Action. Understanding. Which word attracts you more? That sounds like a query posed by a personality test, but it’s actually the question I was asking myself after reading an interview with the surgeon Atul Gawande regarding his new book Being Mortal: Medicine and What Matters in the End.
I fall in the latter’s camp, leaning toward understanding, a prerequisite to action. But sometimes I feel alone in this tent, especially these days when the impulse to do, make, and produce seems paramount.
In the interview, Gawande was asked what books influenced his decision to become a doctor and his approach to medicine. His list was long, including playwrights, poets, and novelists from Chekhov to Keats to Percy: “They’re just writers, telling us about the experience of being human.”
His reflections on the power of literature to help us realize our purpose, to make sense of our feelings, to connect to others who may transcend time and place underscored for me the value of understanding. I was moved to hear him, a doctor, declare, “We have a particular responsibility to understand what people experience when their body or mind fails them. Our textbooks and manuals aren’t enough for that task.”
But what does it really mean to understand? How do we break out of our own interior perspective to appreciate what another person is feeling? Quite honestly, it takes time, patience, humility. When his own father approached the end of his life, Gawande simply asked him, “How much are you willing to go through just to have a chance of living longer?” He knew that as a surgeon he could extend his father’s life, but he also respectfully recognized that he needed to give his father power over his own story, his own narrative.

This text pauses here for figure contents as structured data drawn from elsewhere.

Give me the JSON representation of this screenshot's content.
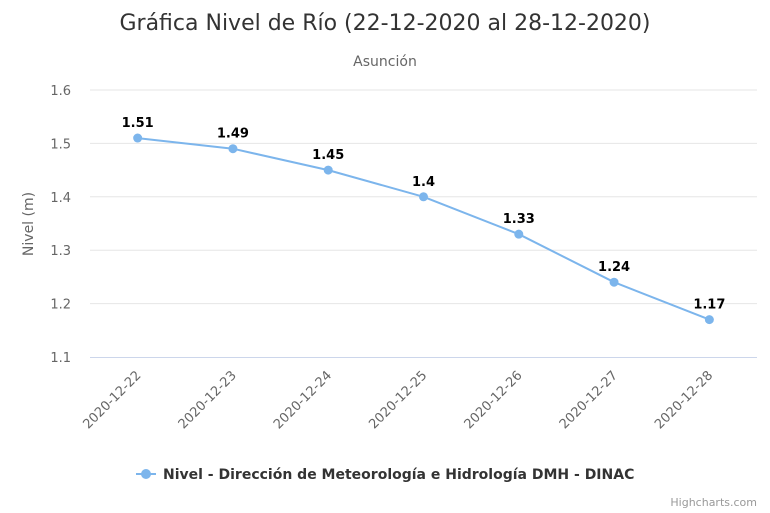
{
  "chart_data": {
    "type": "line",
    "title": "Gráfica Nivel de Río (22-12-2020 al 28-12-2020)",
    "subtitle": "Asunción",
    "xlabel": "",
    "ylabel": "Nivel (m)",
    "categories": [
      "2020-12-22",
      "2020-12-23",
      "2020-12-24",
      "2020-12-25",
      "2020-12-26",
      "2020-12-27",
      "2020-12-28"
    ],
    "series": [
      {
        "name": "Nivel - Dirección de Meteorología e Hidrología DMH - DINAC",
        "values": [
          1.51,
          1.49,
          1.45,
          1.4,
          1.33,
          1.24,
          1.17
        ],
        "data_labels": [
          "1.51",
          "1.49",
          "1.45",
          "1.4",
          "1.33",
          "1.24",
          "1.17"
        ],
        "color": "#7cb5ec"
      }
    ],
    "ylim": [
      1.1,
      1.6
    ],
    "yticks": [
      "1.1",
      "1.2",
      "1.3",
      "1.4",
      "1.5",
      "1.6"
    ],
    "grid": true,
    "legend_position": "bottom-center"
  },
  "credits": "Highcharts.com",
  "colors": {
    "gridline": "#e6e6e6",
    "axisline": "#ccd6eb",
    "series": "#7cb5ec"
  }
}
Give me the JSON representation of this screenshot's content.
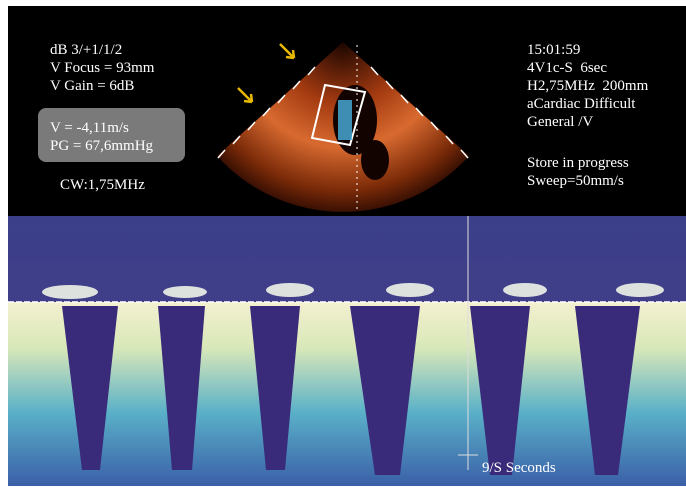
{
  "left_panel": {
    "lines": [
      "dB 3/+1/1/2",
      "V Focus = 93mm",
      "V Gain = 6dB"
    ],
    "measurement_box": [
      "V = -4,11m/s",
      "PG = 67,6mmHg"
    ],
    "probe_frequency": "CW:1,75MHz"
  },
  "right_panel": {
    "lines": [
      "15:01:59",
      "4V1c-S  6sec",
      "H2,75MHz  200mm",
      "aCardiac Difficult",
      "General /V"
    ],
    "status": [
      "Store in progress",
      "Sweep=50mm/s"
    ]
  },
  "doppler": {
    "time_scale_label": "9/S Seconds"
  }
}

Perhaps the interview resonated with me because my students and I are deep into Macbeth. How many of us might argue that Shakespeare has become superfluous, a tedious study written in an archaic language describing a distant time? In my class, we’re just reading after all, or talking, or connecting, or sharing, but we’re not doing. My students aren’t making something that is going to transform the world.
Except I think in our little way we are. Last week, I asked my students to share on a post-it note a moment when they acted precipitously without much thought and then regretted their actions. They shared lies they told, cruel words they spoke, even the killing of a beautiful cardinal in a moment of spontaneous and thoughtless violence. We tried to understand what led us to those instants … those short spans of time between desire and action that were bereft of understanding. How do we prevent ourselves from living in that moment, apart from ourselves but inside of ourselves, fractured as Macbeth is after murdering Duncan? How do we prevent ourselves from ever stating, “To know my deed, ’twere best not know myself”?